Se non trattati precocemente ed in modo ottimale, questi disturbi possono provocare danni irreversibili a livello dello sviluppo psico-fisico, a causa di danni fisici, internistici, psicologici e sociali che possono portare anche alla morte. 

Attraverso la Terapia Cognitivo Comportamentale adattata ai disturbi dell’alimentazione (CBT-E) viene svolto un trattamento scientificamente efficace che coinvolge un’equipe multidisplinare non eclettica: medico, nutrizionista e psicologo i quali collaborano tra loro condividendo la medesima formazione CBT-E. 

La CBT si base su due assunti: 

– I meccanismi cognitivi sono coinvolti nel mantenimento della psicopatologia;

– il trattamento deve affrontare e scardinare questi meccanismi cognitivi di mantenimento;

Nel trattamento dei disturbi alimentari è necessario dunque essere seguiti da diversi professionisti che, pur condividendo lo stesso linguaggio e procedura CBT-E, si occuperanno dei diversi aspetti e meccanismi del disturbo alimentare. 
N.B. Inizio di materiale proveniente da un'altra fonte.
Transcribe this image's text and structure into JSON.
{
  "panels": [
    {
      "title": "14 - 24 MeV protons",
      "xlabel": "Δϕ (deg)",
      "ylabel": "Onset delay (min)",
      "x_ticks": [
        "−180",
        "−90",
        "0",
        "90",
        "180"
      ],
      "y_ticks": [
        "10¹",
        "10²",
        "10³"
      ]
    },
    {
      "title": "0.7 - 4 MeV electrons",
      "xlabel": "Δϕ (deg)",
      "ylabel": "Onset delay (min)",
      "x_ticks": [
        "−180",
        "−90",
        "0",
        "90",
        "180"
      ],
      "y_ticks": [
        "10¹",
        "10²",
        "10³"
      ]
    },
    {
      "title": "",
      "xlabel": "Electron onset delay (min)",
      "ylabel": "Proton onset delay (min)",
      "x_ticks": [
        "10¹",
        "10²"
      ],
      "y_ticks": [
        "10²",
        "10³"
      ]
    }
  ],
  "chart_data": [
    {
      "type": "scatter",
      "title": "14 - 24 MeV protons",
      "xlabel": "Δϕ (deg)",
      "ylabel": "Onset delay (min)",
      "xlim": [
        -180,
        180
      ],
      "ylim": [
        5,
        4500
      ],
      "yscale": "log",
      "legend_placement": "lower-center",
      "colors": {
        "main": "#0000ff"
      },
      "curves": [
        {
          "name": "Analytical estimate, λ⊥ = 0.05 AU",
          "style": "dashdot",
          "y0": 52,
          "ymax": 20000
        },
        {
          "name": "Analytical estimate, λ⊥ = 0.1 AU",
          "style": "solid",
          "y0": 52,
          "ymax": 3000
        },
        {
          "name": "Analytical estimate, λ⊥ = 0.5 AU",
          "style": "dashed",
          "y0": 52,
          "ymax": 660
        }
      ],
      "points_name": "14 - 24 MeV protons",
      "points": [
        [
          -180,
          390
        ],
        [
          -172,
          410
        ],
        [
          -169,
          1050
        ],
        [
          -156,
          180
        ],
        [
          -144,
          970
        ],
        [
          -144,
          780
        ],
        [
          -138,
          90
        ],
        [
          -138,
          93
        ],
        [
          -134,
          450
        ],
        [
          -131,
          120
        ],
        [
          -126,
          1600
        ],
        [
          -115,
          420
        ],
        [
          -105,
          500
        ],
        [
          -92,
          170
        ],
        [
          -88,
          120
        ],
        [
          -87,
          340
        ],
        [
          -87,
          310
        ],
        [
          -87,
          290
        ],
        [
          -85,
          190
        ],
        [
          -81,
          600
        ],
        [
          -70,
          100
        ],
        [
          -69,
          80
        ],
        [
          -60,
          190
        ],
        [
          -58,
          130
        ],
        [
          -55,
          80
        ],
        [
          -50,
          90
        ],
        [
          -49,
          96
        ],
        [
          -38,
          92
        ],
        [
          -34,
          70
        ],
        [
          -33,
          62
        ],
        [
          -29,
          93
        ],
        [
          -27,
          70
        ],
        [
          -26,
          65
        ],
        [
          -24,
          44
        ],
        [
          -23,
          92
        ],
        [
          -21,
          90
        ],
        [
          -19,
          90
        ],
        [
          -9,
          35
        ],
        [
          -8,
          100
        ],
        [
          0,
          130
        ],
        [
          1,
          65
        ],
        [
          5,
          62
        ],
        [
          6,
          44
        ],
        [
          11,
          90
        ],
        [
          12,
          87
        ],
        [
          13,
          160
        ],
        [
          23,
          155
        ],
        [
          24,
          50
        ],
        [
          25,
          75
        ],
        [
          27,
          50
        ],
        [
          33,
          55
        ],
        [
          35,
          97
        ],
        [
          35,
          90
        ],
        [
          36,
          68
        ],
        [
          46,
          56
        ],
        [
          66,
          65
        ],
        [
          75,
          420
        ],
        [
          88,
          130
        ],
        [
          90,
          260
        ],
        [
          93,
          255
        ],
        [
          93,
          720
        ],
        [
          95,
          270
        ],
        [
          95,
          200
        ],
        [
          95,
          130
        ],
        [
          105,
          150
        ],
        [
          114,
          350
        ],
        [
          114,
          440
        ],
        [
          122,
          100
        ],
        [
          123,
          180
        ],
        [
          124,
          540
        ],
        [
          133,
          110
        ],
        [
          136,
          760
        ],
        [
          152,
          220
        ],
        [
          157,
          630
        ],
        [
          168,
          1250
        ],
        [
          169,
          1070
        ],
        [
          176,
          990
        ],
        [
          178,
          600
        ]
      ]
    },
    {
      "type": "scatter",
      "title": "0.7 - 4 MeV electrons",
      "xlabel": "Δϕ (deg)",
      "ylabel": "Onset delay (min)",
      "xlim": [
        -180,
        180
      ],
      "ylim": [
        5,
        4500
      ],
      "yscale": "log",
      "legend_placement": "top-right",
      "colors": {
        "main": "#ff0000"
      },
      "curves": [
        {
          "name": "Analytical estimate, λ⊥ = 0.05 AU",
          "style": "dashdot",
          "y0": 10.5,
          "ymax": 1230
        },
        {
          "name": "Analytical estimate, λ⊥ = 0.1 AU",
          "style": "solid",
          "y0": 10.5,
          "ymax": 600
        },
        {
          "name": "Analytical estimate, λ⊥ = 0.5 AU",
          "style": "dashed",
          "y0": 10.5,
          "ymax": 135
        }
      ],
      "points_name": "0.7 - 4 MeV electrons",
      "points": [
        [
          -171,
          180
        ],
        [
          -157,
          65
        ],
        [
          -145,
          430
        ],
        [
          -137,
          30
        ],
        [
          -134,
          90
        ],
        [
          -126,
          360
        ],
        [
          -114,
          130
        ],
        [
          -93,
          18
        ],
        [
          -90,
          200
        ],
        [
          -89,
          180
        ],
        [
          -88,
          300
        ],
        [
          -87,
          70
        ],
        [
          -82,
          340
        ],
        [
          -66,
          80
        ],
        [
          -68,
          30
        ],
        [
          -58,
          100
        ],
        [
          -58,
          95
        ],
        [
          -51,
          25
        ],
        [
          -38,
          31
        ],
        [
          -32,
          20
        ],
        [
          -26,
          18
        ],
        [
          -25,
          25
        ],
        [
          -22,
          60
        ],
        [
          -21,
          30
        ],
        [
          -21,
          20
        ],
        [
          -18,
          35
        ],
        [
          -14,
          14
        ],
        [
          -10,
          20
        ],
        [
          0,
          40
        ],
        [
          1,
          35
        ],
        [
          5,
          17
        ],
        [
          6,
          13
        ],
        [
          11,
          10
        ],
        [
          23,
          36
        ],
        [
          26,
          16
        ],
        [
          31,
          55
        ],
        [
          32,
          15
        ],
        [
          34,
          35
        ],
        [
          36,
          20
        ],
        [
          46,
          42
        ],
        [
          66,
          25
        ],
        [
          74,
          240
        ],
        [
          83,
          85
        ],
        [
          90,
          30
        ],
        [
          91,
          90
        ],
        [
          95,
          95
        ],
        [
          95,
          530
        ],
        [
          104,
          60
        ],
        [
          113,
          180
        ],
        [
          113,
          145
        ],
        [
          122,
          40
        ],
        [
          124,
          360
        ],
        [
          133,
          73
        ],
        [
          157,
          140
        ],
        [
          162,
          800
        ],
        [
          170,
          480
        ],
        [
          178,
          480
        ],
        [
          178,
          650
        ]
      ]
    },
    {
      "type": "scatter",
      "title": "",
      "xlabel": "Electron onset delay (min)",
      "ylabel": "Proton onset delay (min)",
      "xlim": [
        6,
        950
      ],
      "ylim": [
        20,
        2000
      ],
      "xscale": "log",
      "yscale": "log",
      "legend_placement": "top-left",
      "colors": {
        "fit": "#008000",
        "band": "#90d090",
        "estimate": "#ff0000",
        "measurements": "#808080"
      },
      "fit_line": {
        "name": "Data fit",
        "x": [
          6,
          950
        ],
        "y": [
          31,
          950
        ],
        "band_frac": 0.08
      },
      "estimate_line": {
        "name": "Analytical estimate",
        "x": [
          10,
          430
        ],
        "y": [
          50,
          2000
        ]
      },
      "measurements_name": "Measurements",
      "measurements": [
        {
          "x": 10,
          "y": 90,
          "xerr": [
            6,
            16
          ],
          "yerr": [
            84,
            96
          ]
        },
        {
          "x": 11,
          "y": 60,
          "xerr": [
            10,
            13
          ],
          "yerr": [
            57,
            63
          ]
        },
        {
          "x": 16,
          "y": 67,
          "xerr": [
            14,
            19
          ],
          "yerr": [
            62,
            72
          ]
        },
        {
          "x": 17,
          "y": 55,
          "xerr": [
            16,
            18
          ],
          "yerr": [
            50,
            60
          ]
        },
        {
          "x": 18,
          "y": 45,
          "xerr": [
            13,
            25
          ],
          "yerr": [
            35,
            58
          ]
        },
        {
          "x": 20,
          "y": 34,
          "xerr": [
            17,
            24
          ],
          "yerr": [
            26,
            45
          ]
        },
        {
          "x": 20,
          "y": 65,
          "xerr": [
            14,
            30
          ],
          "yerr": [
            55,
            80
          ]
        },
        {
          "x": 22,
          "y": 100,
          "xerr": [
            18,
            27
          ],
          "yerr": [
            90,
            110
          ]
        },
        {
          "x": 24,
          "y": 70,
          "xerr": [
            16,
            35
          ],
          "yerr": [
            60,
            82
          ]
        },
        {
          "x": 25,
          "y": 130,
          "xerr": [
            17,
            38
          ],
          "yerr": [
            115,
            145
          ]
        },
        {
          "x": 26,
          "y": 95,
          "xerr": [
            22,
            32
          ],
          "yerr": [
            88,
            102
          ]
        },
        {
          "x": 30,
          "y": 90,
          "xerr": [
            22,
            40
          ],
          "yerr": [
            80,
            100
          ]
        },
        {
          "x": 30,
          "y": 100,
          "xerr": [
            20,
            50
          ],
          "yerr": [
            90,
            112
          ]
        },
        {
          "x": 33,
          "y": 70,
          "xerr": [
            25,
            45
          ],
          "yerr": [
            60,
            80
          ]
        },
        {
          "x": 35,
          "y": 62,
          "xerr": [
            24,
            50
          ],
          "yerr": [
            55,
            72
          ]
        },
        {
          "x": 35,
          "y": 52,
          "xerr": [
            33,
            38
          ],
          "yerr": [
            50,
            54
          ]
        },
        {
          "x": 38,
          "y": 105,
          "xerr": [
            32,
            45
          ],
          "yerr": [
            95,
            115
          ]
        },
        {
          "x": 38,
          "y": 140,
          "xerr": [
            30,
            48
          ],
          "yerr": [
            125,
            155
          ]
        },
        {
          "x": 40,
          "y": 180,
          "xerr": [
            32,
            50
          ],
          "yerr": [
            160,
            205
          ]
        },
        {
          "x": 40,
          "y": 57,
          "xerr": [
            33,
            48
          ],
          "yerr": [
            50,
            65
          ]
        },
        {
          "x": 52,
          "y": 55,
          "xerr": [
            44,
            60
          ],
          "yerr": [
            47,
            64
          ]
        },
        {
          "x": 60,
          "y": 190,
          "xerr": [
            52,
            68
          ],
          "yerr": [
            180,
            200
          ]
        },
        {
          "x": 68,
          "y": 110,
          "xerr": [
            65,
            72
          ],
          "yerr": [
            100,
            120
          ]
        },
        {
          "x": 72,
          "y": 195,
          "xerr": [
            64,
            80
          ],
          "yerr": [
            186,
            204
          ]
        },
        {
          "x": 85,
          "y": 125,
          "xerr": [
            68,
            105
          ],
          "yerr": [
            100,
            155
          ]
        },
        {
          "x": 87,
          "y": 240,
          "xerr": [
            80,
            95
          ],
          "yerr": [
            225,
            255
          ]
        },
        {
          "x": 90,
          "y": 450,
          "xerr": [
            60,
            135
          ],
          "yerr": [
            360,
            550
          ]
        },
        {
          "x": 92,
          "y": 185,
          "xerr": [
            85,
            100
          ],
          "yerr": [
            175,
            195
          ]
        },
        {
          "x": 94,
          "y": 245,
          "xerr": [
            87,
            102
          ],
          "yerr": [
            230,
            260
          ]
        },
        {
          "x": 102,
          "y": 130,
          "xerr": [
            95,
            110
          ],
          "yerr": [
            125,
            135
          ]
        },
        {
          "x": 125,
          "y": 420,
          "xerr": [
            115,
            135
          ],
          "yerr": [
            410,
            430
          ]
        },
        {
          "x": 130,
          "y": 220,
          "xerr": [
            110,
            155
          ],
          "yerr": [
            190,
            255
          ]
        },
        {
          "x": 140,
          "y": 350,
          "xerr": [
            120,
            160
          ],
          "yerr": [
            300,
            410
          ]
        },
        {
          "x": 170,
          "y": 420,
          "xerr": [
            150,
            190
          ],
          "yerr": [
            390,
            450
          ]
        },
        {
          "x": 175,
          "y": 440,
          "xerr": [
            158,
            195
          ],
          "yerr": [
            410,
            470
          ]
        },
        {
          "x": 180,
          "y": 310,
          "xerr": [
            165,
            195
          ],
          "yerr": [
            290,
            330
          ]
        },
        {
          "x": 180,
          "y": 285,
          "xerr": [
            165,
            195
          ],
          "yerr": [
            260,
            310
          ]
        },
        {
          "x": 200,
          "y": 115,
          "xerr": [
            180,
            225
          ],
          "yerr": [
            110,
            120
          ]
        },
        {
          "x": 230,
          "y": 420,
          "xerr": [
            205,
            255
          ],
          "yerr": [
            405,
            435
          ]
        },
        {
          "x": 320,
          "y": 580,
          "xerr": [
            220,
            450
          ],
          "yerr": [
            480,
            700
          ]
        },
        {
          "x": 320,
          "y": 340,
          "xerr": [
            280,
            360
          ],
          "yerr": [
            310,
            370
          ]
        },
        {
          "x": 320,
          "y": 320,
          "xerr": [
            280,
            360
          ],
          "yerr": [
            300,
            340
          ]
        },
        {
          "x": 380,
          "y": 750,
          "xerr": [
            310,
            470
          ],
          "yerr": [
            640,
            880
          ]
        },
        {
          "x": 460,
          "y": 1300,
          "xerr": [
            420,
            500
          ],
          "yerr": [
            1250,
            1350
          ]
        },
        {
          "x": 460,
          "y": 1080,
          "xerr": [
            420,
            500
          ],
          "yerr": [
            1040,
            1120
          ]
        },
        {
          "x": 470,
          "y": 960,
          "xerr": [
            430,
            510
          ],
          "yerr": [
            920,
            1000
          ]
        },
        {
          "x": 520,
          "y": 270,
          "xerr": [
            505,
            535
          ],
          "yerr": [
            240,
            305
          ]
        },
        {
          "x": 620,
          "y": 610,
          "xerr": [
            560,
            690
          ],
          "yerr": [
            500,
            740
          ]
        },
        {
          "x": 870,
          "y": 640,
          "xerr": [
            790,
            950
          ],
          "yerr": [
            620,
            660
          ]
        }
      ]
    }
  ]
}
  • Il medico ha la responsabilità di monitorare la salute fisica, intervenendo per prevenire e limitare i danni fisici ed internistici conseguenti al disturbo alimentare; 
  • Il nutrizionista si occupa dell’alimentazione, analizzando ed educando al fine di conseguire un equilibrio, favorendo così il recupero o la perdita di peso e spiegando al contempo le strategie adatte al mantenimento;
  • Lo psicologo affronta i meccanismi cognitivi e psicologici che stanno alla base del disturbo alimentare e che agendo lo mantengono e rinforzano. Educa il paziente al riconoscimento e alla decostruzione, favorendo lo sviluppo e l’implementazione di strumenti funzionali alla gestione della propria psiche e personalità. 

L’unione di queste figure permette il conseguimento di un risultato duraturo nel tempo e quindi di un reale benessere per il paziente che impara a controllare e superare il disturbo alimentare.